Laut Datumsangabe wurde der Bericht am 15. November 2023 herausgegeben. Von der Politik kommuniziert wurde natürlich das Ende der Pandemie, so gesehen keine Randmeinung. In Summe finde ich keine explizit verharmlosenden Statements seitens des Wiener Konzerthauses, nur die übliche und teilweise berechtigte Kritik an den Verordnungen, die zu finanziellen Schwierigkeiten führten. Das war dann aber eine Sache von mangelnden Förderungen.

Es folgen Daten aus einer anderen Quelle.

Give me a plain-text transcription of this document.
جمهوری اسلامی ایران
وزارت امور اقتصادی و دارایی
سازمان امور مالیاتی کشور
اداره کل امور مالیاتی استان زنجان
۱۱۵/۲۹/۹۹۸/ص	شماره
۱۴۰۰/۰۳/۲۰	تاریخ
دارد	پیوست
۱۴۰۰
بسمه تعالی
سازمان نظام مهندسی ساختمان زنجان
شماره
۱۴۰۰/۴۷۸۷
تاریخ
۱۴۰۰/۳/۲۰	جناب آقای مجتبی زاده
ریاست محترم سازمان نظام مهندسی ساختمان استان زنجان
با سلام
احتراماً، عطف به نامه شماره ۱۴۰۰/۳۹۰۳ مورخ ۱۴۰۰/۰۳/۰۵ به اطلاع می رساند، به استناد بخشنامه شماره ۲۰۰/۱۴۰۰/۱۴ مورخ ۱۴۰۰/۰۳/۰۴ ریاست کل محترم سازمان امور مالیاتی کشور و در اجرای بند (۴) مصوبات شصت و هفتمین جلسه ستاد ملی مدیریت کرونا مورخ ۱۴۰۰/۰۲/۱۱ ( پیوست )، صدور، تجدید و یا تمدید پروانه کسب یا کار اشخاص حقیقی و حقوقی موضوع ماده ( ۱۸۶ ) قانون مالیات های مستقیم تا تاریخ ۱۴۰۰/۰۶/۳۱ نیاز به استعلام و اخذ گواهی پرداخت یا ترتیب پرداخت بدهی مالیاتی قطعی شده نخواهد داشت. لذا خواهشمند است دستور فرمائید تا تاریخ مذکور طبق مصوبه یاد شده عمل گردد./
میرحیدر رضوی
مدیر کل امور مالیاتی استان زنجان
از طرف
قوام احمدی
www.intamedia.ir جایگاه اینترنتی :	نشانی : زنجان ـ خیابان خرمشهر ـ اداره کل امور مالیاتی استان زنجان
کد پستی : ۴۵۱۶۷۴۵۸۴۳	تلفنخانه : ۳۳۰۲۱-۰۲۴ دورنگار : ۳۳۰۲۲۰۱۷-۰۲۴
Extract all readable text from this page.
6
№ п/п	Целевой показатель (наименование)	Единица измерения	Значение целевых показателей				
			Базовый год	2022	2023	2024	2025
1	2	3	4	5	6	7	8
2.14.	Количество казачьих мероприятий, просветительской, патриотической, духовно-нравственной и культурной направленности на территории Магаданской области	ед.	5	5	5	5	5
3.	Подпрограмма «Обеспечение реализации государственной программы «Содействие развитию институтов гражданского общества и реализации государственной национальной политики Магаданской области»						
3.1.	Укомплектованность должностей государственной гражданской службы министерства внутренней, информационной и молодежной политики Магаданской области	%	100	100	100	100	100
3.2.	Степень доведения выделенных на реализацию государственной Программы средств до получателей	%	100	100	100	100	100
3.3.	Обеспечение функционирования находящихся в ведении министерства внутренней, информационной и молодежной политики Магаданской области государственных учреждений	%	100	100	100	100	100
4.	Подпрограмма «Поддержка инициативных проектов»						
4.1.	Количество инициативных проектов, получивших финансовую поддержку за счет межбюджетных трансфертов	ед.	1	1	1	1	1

Die bis heute nie addressierte Gretchenfrage ist also, wie können Indoor-Veranstaltungen infektionssicher stattfinden? Wir kennen eigentlich seit dem Sommer 2020 schon die Antwort: Die Zahl der infizierten Personen senken und/oder Frischluftzufuhr ermöglichen bzw. die Raumluft filtern. Die erste Maßnahme haben wir bis Sommer 2022 noch konsequent angewendet: Isolation und Quarantäne. Frischluftzufuhr funktioniert sonst über moderne Belüftungsanlagen und mobile Luftreiniger. In meiner naiven Vorstellung sah ich zunehmend Konzert- und Kinosäle mit CO2-Infopanels an den Eingängen ausgestattet und ab einem bestimmten Schwellenwert hätte man sich eben eine Maske übergezogen oder die Lüftungsanlage wäre automatisch hochgedreht werden. Das Kultur- und Musikhaus Treibhaus in Innsbruck hatte eine solche CO2-Ampel umgesetzt (Stand 2022).

Eine abschließende Bitte an regelmäßige Besucher des Wiener Konzerthauses, die jetzt zurecht empört sind:

Statt das Wiener Konzerthaus nun zu boykottieren – schreibt hin, ruft an, beschwert Euch. Vielleicht lässt sich verhindern, dass dies künftig nicht mehr vorkommt. Auch die Betreiber des Konzerthaus müssen nicht alles dulden – es kann auch klare Richtlinien geben, mit denen das Hausrecht durchgesetzt wird.

1 Kommentar

  1. Josef Jell

    Sehr geehrter Naske, anstelle dieses wissenschaftsleugnenden Unsinns (Widarg, Holzeisen, Huber) könnten Sie doch Gabalier auftreten lassen!